Purple quadrant - weak hypothesis / cheap change

The same philosophy also applies if it is cheap to reverse the decision and you have a weaker hypothesis. In this case we want to see at least some statistical indication of a positive impact - typically a positive result at a lower statistical significance. Again, when you weigh the potential upside vs the risks, the upside wins out over time.

In both of these scenarios, we’re taking a pragmatic approach to roll out the changes. Here is why.

If we only allow ourselves to deploy changes that are provably beneficial already, we may lose out to competitors who are prepared to act on speculation or announcements of what Google might value more highly in the future.

When not to deploy

In the bottom half of the quadrant, we might recommend not deploying the change we tested for any of four reasons:

  1. The test has shown with statistical confidence that the change will have a negative impact
  2. While not reaching statistical significance, the data shows it is more likely damaging than helping, or hasn’t provided enough evidence of an uplift when considering a test with a relatively weak hypothesis
  3. The scale of the potential uplift is too small to justify the cost / maintenance of this feature
  4. It is a risky or costly change and the range of uncertainty is simply too wide to make a call to deploy based on the data

Orange quadrant - strong hypothesis / expensive change

The decision on whether or not to deploy gets trickier when the changes are more costly or harder to maintain. When this is the case we don’t recommend deploying without reasonably strong evidence of an uplift, because of the potential risks.
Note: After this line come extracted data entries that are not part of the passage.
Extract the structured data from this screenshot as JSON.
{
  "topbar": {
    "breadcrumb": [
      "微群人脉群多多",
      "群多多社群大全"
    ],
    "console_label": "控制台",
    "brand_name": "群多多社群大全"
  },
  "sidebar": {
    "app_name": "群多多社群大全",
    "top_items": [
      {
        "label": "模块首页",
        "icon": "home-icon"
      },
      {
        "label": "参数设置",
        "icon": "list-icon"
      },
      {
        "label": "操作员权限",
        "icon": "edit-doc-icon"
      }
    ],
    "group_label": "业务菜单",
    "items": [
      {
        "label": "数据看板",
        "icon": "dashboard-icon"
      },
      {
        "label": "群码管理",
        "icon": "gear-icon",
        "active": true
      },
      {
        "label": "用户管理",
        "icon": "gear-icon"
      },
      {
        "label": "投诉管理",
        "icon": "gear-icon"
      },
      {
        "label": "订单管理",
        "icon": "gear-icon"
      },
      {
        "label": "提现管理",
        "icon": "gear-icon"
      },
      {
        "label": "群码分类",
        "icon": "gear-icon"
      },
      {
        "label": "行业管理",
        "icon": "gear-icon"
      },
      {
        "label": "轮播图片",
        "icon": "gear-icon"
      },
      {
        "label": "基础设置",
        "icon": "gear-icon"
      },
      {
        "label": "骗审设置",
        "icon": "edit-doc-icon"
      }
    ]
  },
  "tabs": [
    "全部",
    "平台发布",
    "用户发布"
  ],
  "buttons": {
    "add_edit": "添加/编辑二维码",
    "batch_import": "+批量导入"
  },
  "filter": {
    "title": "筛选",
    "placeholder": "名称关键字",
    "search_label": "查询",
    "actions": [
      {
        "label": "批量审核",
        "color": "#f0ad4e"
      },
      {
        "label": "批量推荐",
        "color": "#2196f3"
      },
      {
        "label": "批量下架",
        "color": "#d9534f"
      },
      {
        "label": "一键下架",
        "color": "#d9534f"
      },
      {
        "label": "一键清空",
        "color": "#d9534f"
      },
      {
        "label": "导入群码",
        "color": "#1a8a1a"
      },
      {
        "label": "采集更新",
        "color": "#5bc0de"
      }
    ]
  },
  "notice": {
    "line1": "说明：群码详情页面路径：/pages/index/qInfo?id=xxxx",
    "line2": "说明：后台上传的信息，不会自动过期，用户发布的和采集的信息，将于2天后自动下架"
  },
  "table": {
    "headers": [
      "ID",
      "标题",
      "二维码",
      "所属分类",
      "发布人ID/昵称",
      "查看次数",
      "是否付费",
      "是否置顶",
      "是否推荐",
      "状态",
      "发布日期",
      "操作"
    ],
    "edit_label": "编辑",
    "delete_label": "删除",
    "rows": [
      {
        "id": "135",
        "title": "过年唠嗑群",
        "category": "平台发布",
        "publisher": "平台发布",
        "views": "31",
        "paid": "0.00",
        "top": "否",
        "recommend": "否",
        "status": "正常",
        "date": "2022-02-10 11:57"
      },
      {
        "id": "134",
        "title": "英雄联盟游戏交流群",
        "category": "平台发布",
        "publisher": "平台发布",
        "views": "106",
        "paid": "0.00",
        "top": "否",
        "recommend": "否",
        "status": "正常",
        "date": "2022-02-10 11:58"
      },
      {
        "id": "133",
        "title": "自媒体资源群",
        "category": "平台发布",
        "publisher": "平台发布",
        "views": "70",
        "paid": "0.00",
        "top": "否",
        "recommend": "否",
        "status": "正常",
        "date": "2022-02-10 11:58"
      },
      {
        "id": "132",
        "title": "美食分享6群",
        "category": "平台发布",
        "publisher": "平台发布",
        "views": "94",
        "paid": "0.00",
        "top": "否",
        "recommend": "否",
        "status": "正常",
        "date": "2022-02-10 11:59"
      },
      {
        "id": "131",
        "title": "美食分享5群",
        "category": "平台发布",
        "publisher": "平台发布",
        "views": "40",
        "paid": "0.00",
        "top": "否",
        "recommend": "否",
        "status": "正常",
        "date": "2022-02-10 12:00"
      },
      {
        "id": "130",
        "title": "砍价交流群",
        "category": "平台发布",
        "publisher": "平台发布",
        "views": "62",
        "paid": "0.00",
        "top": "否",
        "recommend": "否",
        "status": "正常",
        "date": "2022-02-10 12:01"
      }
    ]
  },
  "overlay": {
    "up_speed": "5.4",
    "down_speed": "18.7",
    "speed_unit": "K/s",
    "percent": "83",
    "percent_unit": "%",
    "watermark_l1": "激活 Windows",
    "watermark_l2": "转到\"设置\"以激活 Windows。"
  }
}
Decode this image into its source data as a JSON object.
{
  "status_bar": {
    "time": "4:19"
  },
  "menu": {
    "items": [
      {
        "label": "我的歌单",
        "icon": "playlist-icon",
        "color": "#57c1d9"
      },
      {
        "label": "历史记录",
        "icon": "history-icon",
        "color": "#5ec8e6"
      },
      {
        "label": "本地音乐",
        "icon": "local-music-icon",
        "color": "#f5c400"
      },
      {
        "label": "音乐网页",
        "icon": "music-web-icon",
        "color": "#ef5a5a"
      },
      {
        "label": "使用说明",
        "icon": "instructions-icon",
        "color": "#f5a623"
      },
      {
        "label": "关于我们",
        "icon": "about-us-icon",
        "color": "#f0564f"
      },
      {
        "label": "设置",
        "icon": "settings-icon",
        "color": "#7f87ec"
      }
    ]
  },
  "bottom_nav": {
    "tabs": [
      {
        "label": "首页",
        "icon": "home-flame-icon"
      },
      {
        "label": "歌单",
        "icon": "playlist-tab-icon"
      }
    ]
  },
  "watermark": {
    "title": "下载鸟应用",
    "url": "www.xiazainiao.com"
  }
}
Grey quadrant - weak hypothesis / expensive change

When you have a weak hypothesis and it’s expensive we don’t recommend deploying without very strong evidence of an uplift. We only recommend deploying this kind of change when we reach true statistical significance.

Weighing the potential downsides to deploying non-statistically significant findings

Beyond the statistical risks (most obviously, the risk of deploying the occasional change that is actually negative), the biggest strategic challenge to this approach is that when we look back at a sequence of tests and enhancements, we won’t have strong numerical arguments for all of them to compare to their implementation cost.

It’s worth remembering that statistical confidence is worth something in the reviews / retrospectives that look at uplifts generated by the activity. We may find some customers push more towards waiting longer for statistical confidence and / or tweaking and re-running tests in search of stronger uplifts because they particularly value this confidence. This is fine, but our default approach is to seek the greatest business benefit for customers rather than the greatest certainty.

One of the other risks with this approach is the chance that serious experimentation teams and individuals with a scientific bent may feel that we are being misleading or dishonest. For instance, any language like “nearly significant” or “trending to significance” is widely derided and mocked.

When a test hasn’t reached statistical significance, then at worst we should act as if the data is noise rather than the temptation to assume it is evidence that the test has failed. In other words, you can use the strength of the hypothesis to make the case that you should deploy anyway, but without using the lower performance thresholds to make the case for additional tests in the same area or for developing new features based on the test.


In sum, going back to our decision framework, when in the top half of the quadrant, we weigh the benefits of quick decisions to deploy with the benefit of waiting for more data to get higher confidence or greater certainty of the magnitude of the uplift. The top half is about balancing probabilities, avoiding drops, and winning in the long run, while the bottom half is about justifying the cost of the change and getting ROI data.

In the long run, we aim to be successful by giving our customers a genuine competitive advantage. At the margin, if we have to choose between being certain something brings an uplift, or capturing any uplift that is there, we should choose the latter, especially when we believe there is only a small chance of a negative impact.